If I have a box that has 8 sides. Each of the sides has a different picture. How many configurations can there be if there are 8 different pictures, no repeats? (Not counting the different orientations the pictures may have).

Can someone help me figure this out please?

Thank you

Most boxes have six sides, if the top and bottom are counted as sides. If they are not, is the box octagonal? If they are is the box a hexagon? Where are the pictures? On the outside, inside, top, bottom ? You need to provide mor information for me to hazard a guess of any sort.
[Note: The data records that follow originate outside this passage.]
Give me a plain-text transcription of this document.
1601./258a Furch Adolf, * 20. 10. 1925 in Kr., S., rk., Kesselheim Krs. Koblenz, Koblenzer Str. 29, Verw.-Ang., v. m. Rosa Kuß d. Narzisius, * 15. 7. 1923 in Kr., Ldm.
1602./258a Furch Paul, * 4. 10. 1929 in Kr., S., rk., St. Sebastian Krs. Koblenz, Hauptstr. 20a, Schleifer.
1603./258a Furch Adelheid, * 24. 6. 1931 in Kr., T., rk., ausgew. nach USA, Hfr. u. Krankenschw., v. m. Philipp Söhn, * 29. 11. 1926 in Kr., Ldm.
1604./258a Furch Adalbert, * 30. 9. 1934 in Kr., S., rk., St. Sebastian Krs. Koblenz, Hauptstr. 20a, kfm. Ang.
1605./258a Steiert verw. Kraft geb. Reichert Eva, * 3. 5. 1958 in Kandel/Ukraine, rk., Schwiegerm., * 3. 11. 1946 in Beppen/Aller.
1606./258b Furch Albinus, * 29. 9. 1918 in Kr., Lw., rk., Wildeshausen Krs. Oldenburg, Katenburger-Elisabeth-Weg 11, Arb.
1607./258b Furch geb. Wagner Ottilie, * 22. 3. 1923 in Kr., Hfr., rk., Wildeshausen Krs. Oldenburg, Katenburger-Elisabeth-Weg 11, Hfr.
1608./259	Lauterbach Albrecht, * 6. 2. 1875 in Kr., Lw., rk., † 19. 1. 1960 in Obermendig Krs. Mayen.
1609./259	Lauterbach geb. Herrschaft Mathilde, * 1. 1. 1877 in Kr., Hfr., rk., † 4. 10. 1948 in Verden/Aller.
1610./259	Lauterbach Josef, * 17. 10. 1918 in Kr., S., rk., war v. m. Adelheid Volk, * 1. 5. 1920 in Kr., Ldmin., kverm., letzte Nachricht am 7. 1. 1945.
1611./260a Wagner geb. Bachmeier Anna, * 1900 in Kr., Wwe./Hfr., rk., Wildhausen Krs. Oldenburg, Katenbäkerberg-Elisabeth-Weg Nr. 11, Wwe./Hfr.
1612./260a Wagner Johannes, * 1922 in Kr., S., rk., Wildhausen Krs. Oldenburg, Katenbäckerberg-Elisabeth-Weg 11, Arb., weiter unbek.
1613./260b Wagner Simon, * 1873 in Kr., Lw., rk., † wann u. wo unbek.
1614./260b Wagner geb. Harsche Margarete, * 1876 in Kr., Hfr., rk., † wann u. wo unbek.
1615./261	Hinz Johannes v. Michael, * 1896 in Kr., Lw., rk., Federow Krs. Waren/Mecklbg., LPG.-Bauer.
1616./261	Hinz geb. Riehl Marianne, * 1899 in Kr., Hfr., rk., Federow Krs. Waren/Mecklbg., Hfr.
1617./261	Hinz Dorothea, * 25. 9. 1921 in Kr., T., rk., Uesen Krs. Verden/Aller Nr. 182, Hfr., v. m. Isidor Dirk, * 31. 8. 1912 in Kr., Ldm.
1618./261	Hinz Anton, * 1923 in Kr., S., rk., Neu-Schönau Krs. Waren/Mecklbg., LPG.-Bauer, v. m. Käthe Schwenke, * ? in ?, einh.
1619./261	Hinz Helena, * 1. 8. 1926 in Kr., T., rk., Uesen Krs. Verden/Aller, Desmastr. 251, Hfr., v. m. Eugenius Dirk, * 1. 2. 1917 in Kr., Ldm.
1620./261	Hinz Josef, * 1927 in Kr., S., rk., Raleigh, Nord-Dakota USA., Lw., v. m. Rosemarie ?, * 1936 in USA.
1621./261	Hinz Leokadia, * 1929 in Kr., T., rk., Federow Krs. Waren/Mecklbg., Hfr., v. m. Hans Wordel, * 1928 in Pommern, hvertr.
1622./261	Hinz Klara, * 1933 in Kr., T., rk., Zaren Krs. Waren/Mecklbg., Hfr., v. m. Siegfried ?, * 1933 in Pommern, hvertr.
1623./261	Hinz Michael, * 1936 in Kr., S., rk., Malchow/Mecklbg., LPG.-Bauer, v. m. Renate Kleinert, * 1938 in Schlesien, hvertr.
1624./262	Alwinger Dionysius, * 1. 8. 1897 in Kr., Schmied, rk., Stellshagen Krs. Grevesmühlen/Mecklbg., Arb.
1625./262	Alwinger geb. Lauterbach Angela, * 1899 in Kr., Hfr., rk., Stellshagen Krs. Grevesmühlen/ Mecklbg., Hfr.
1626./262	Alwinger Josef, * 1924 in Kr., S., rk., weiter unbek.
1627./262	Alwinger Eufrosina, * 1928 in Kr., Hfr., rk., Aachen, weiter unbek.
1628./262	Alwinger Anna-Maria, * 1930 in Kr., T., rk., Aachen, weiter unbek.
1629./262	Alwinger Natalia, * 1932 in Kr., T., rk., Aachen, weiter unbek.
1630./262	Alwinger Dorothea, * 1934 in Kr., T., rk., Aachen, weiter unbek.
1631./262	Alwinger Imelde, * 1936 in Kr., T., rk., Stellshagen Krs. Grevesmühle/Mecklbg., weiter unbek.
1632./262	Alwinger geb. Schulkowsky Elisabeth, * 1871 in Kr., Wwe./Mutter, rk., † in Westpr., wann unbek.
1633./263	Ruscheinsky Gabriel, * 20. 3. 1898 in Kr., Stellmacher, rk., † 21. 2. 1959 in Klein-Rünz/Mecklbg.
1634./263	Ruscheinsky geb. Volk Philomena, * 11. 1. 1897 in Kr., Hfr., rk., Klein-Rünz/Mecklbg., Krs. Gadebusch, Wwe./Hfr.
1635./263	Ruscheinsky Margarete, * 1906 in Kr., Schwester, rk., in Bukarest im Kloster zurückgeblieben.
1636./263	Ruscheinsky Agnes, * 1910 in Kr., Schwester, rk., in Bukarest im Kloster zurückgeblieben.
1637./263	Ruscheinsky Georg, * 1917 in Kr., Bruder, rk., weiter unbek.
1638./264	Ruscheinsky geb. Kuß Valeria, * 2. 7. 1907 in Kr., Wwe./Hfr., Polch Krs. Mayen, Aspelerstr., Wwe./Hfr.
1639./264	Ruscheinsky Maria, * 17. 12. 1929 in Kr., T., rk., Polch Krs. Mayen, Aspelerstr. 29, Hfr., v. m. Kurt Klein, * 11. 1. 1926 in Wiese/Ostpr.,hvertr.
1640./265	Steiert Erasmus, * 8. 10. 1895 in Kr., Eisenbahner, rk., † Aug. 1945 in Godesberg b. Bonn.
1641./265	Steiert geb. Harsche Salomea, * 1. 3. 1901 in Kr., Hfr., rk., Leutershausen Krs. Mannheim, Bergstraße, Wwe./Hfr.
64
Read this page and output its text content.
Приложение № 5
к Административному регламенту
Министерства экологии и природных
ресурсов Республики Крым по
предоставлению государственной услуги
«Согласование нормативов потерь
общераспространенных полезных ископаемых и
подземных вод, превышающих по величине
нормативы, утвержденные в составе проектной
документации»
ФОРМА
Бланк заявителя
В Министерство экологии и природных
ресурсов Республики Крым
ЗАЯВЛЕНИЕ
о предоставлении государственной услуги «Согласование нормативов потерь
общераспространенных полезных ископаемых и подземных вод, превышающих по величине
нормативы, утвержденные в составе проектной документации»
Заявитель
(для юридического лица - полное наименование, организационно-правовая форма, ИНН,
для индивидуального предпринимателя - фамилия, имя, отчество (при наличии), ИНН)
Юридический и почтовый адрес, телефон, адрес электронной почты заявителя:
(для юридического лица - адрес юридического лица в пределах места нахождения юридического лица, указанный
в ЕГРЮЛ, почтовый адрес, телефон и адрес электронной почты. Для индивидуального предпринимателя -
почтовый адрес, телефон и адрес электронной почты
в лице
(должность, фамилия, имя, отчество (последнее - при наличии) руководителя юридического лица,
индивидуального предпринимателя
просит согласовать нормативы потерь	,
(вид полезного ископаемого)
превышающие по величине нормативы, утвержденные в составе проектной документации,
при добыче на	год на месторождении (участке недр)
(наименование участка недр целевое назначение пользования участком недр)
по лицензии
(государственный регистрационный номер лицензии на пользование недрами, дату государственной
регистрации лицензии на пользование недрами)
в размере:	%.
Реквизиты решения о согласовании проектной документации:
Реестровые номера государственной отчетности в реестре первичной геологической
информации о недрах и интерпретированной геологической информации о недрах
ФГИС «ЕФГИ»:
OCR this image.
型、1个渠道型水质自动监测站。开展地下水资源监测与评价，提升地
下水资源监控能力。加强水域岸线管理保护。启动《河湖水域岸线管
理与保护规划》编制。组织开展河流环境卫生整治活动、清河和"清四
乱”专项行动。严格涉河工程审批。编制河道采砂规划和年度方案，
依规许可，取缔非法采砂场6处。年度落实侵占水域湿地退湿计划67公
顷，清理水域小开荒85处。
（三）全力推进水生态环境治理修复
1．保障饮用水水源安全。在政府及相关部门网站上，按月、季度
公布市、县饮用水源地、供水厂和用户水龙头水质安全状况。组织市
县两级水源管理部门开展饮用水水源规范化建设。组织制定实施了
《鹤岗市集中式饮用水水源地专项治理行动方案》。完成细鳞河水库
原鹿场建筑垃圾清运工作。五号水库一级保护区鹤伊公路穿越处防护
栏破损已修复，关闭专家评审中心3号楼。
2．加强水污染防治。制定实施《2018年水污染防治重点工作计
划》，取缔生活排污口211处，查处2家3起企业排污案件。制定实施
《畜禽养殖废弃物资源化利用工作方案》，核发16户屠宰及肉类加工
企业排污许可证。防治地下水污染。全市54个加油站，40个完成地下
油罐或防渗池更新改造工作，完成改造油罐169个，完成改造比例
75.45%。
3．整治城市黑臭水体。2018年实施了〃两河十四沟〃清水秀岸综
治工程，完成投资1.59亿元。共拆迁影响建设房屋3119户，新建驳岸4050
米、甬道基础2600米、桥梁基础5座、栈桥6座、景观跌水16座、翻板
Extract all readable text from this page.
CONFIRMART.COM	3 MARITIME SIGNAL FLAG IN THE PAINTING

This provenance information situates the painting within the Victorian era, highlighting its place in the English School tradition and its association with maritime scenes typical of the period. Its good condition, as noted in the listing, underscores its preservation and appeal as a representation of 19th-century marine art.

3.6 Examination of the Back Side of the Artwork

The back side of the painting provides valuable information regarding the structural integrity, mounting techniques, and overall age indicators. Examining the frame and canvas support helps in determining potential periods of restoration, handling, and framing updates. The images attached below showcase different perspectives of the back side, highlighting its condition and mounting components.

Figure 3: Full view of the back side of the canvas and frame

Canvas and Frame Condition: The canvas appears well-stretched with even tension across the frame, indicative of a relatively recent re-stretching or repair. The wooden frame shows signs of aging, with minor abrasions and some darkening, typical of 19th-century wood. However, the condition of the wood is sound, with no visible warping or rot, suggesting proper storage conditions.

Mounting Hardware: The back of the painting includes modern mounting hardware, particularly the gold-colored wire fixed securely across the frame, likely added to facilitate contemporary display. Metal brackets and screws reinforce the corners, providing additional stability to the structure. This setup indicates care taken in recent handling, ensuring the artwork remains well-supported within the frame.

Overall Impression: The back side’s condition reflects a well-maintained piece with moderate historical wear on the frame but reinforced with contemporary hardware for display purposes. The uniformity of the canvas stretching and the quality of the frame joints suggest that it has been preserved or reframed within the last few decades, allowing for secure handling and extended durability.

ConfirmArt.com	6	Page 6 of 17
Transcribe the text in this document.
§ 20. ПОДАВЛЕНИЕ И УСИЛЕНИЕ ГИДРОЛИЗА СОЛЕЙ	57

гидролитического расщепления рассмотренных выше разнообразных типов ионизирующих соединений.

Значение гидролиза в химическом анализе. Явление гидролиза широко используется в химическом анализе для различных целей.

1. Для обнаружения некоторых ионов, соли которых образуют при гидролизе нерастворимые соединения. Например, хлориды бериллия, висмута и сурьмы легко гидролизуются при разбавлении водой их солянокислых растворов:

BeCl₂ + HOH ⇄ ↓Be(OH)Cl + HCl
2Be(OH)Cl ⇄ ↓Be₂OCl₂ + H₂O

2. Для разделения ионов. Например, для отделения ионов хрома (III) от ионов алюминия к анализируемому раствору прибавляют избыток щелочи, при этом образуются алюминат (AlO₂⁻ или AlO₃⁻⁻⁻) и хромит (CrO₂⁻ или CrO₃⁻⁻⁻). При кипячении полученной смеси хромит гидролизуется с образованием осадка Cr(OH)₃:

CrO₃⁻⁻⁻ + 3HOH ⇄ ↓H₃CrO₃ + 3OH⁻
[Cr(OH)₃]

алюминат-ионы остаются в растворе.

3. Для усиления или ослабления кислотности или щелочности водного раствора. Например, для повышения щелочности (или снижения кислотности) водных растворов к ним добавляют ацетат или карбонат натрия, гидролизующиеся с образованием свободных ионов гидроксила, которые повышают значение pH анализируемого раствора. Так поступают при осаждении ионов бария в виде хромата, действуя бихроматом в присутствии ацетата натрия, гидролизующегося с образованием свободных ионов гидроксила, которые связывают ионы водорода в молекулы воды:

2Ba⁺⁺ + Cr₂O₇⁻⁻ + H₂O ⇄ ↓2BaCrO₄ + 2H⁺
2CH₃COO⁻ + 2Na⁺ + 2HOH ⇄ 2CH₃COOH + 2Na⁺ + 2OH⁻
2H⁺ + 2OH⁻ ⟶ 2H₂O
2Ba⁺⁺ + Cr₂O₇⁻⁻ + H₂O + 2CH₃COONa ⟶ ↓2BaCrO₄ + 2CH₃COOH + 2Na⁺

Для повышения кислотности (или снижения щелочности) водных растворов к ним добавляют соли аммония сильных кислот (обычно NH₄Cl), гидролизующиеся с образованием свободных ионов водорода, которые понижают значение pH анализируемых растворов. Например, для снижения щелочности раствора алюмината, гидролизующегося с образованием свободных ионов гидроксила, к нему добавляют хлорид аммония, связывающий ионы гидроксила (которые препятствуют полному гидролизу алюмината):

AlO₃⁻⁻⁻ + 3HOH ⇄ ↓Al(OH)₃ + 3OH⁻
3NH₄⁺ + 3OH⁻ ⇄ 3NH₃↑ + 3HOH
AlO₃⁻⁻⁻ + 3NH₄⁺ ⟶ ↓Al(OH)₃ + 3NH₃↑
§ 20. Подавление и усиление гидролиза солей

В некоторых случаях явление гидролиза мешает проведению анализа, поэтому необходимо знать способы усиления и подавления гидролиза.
I'm just as confused as frankvan about the given problem. If this is about the possible shapes of a convex (or concave?) polyhedron with 8 faces, then more info is needed.

On the other hand, if this is about a box with pictures on 8 sides, ignoring the top and bottom, then it is equivalent to asking how many distinct ways 8 guests may be seated at a round dinner table, not counting rotations of the table. The answer is 7! (7-factorial) = 7*6*...*2*1 = 5,040.

umn, technically it is n factorial
i.e. 8!
= 8x7x6x5x4x3x2x1

but do explain
how did the two extra sides enter into a cuboid or cube>?

or is it that one of the lengths is divided into two halves?
so eight separate slabs result for the pictures to be pasted on??

Are the sides otherwise distinguishable? I would guess they are not, in which case the answer would be less than 8-factorial (how much less, I'm not sure).

Tried to edit, but I apparently timed out. A more complete reply with a partial thinking through:


Are the sides otherwise distinguishable?

If they are, Pin~Jinx is correct.

I would guess, however, they they are not. In that case, you would need a correction factor to account for arrangements that are only rotations of other arrangements. For a round table with 8 seats, the correction would be to divide by the number of seats. That is 8!/8 = 7!, which is the answer Professor gave. However, I'm not sure that 8 is the appropriate factor for an 8-sided object. For the 8-sided object, you can rotate to 4 positions horizontally and to 4 positions vertically. I think those need to be multiplied rather than added (that is, I think there are 4 vertical rotations for each of the 4 horizontal rotations). That would give 8!/(4*4) = 2520.

I may be completely off about that, and I don't think I'm being particularly clear, but I thought I should put in my two cents, and I don't have time for three at the moment. Maybe Prof. and Pin~jinx can sort out if what I'm saying is correct and can better explain it.

methos, are you picturing this box as an octahedron? My image is of an octagonal prism, the end faces (top and bottom) of which are ignored. Another possibility is a hexagonal prism with the end faces counting, in which case there are (8*7/2!)*(5!)*2 = 6,720 permutations.

The fact is, we need the original questioner to explain what was meant by "a box that has 8 sides."

Yes, I was picturing an octahedron (I missed your comment about ignoring the top and bottom)... something like:


You're right that we need more info. Even if it's an octagonal prism, now that I think about it, it matters whether or not the top and bottom are interchangeable. If not, I'd agree with 8!. If so, I think it would be 8!/2.